Tujuan HMI yang keempat, "bernafaskan Islam," berarti bahwa setiap anggota HMI diharapkan untuk menjadikan nilai-nilai Islam sebagai dasar dari segala aktivitas, pemikiran, dan perilaku mereka. Islam dijadikan pedoman dalam menjalani kehidupan pribadi maupun sosial, termasuk dalam proses akademis, kreatif, dan pengabdian kepada masyarakat.
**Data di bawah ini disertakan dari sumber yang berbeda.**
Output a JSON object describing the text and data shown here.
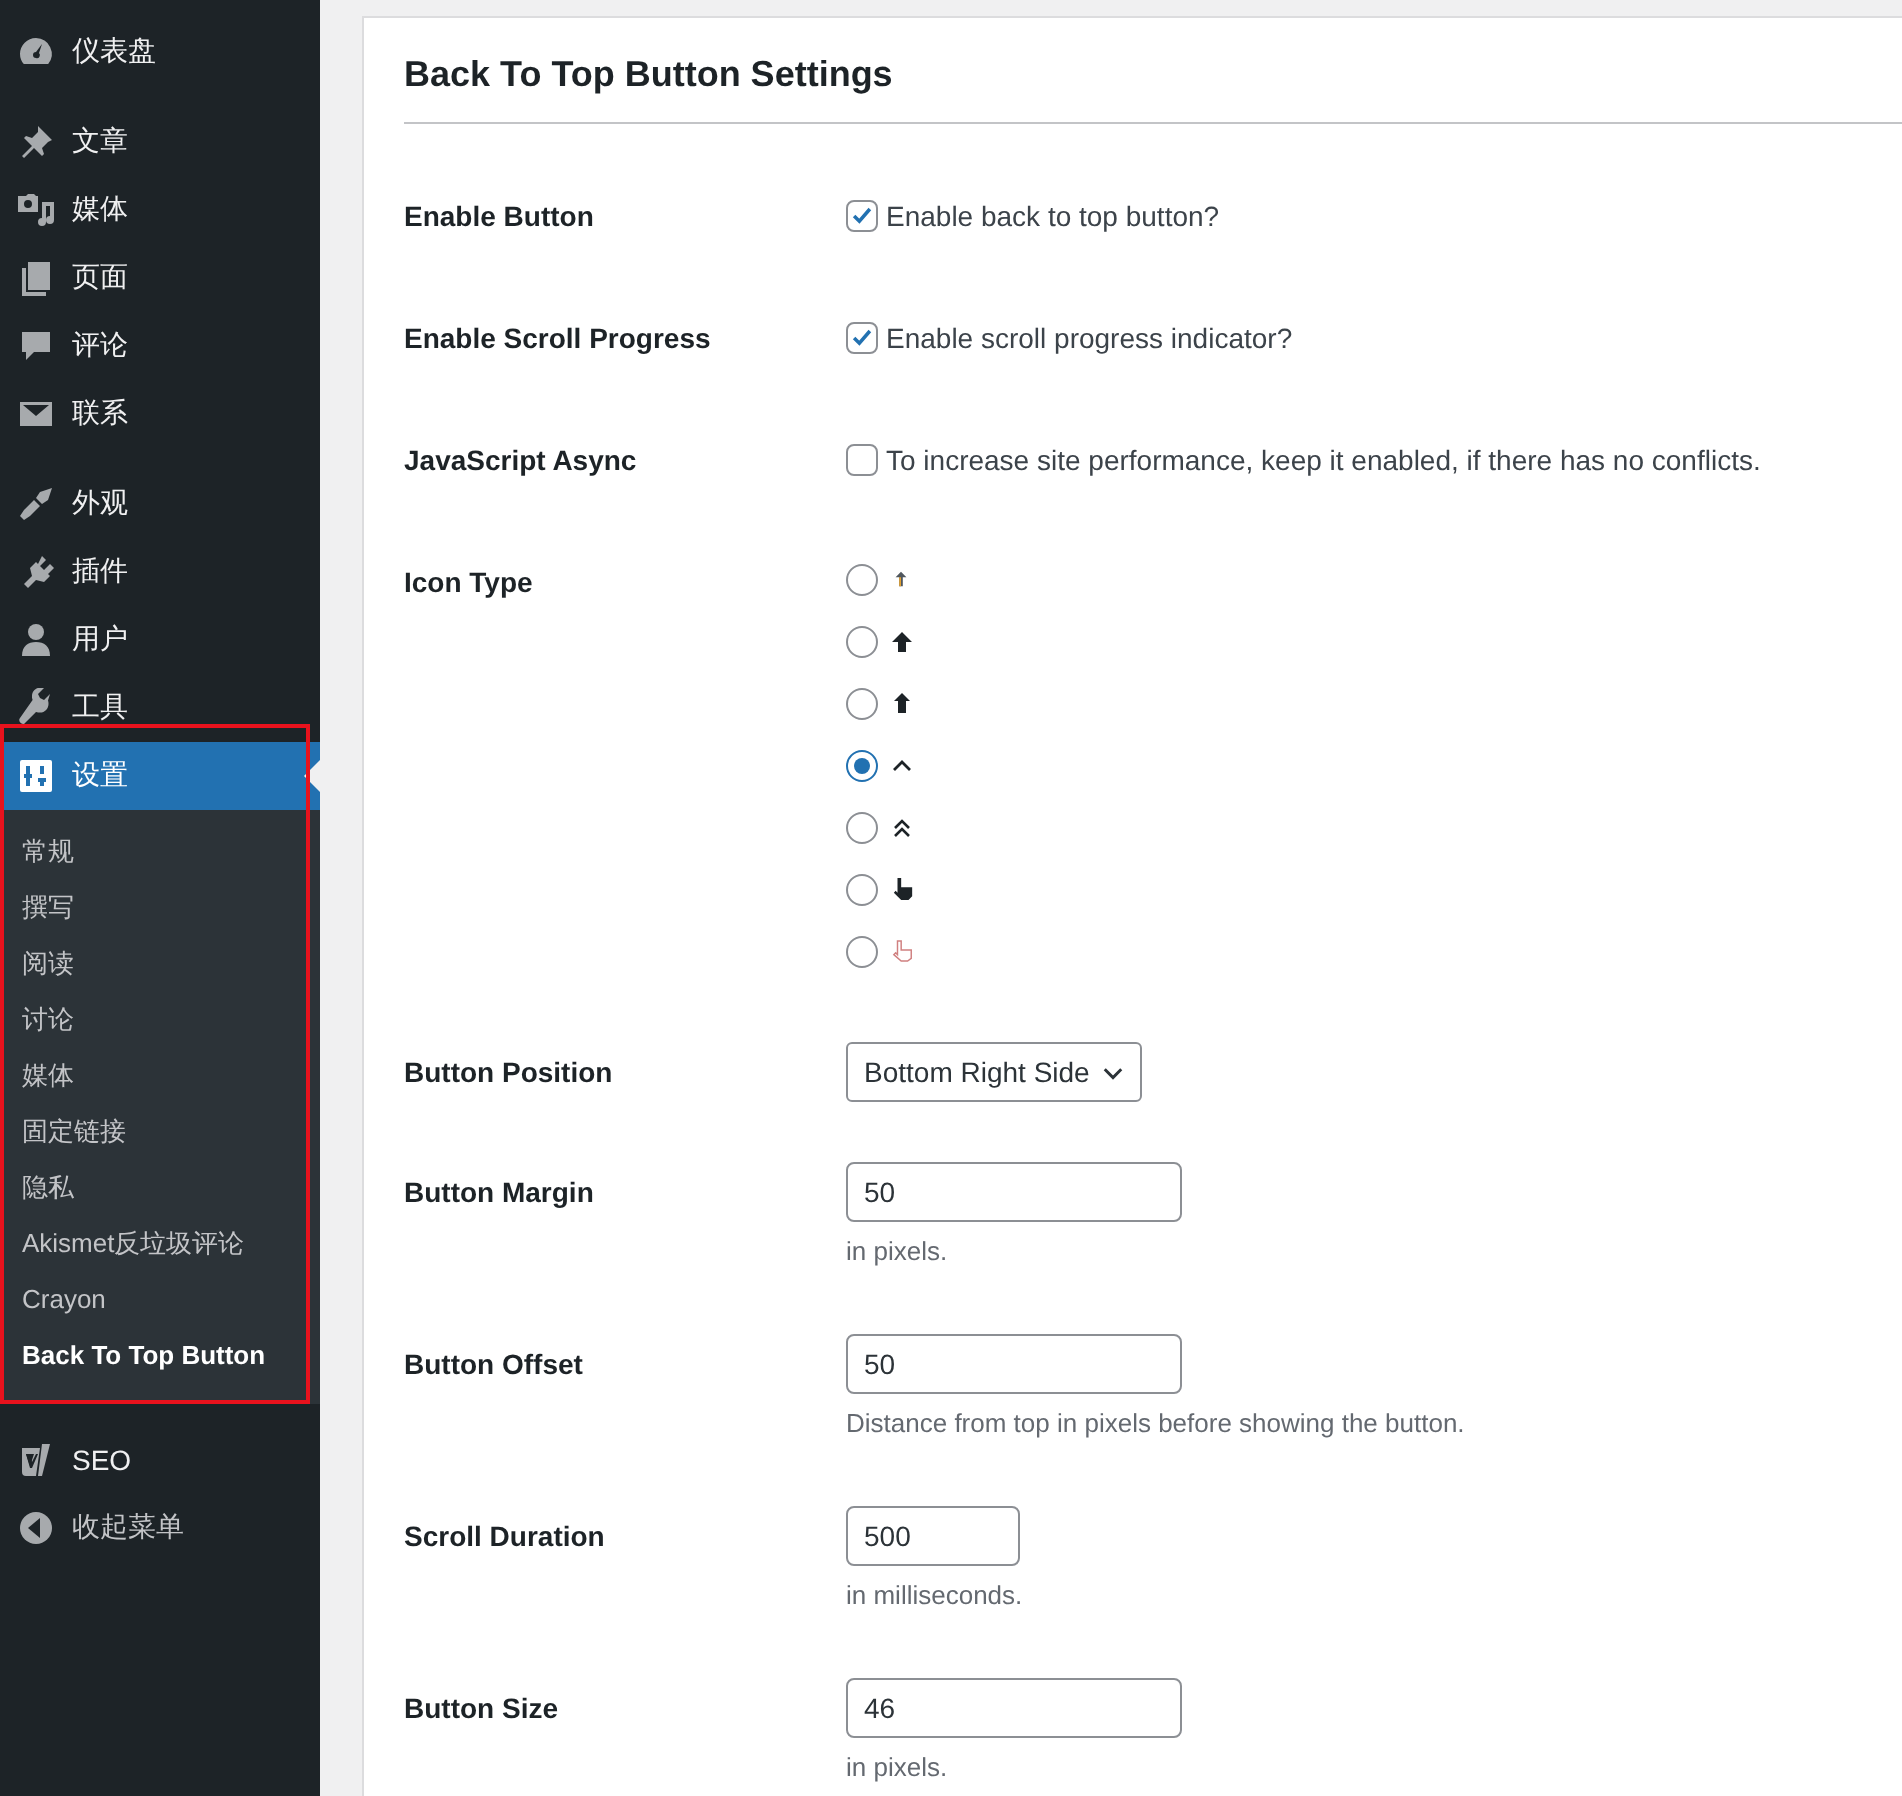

Realisasi tujuan ini dapat dilihat dalam beberapa aspek kegiatan HMI, meskipun penerapannya mungkin bervariasi antara individu dan cabang-cabang HMI di berbagai wilayah. Berikut beberapa contoh penerapan tujuan HMI yang bernafaskan Islam. Pertama, Kajian Islam Rutin: Banyak cabang HMI mengadakan kajian-kajian keislaman secara rutin untuk meningkatkan pemahaman anggotanya terhadap ajaran Islam. Kajian ini bisa berupa diskusi tentang Al-Qur'an, Hadis, dan isu-isu kontemporer dalam perspektif Islam.

Kedua, Aksi Sosial IslamiDalam kegiatan pengabdian masyarakat, seperti bakti sosial, pembangunan desa, dan pendidikan, nilai-nilai Islam seperti keadilan, kepedulian terhadap sesama, dan saling membantu diimplementasikan. Misalnya, HMI sering terlibat dalam program pendidikan dan bantuan kemanusiaan dengan menjunjung prinsip-prinsip Islam.

Ketiga, Kegiatan Ramadhan: Selama bulan Ramadhan, HMI sering mengadakan kegiatan berbuka puasa bersama, pengajian, serta distribusi makanan bagi kaum dhuafa. Ini adalah contoh konkrit bagaimana nilai-nilai Islam diintegrasikan dalam aksi nyata.

Keempat, Pengembangan Etika Islami dalam Kepemimpinan: Dalam pelatihan kepemimpinan dan manajemen yang sering diadakan oleh HMI, nilai-nilai Islam seperti amanah (tanggung jawab), adil, dan musyawarah (diskusi dalam mengambil keputusan) menjadi prinsip utama yang ditekankan.

Meskipun HMI telah banyak melakukan upaya untuk mewujudkan tujuan ini, ada tantangan dalam menjaga agar semua anggotanya konsisten menerapkan nilai-nilai Islam di tengah dinamika sosial, politik, dan akademis. Variasi penerapan tujuan bernafaskan Islam ini juga tergantung pada konteks lokal dan tantangan yang dihadapi oleh masing-masing cabang HMI.

Poin yang kelima ini menurut saya adalah poin yang paling sulit direalisasikan. Namun melihat poin-poin sebelumnya yang sudah bisa di jalankan tidak menutup kemungkinan bahwasanya poin kelima yang berbunyi insan yang bertanggung jawab atas terwujudnya masyarakat adil makmur yang di ridhoi Allah SWT ini bisa terpenuhi, karena melihat keselarasan dari poin pertama sampai akhir semuanya berkaitan dan bisa di katakan bahwa poin satu sampai empat adalah amunisi untuk memenuhi poin yang kelima.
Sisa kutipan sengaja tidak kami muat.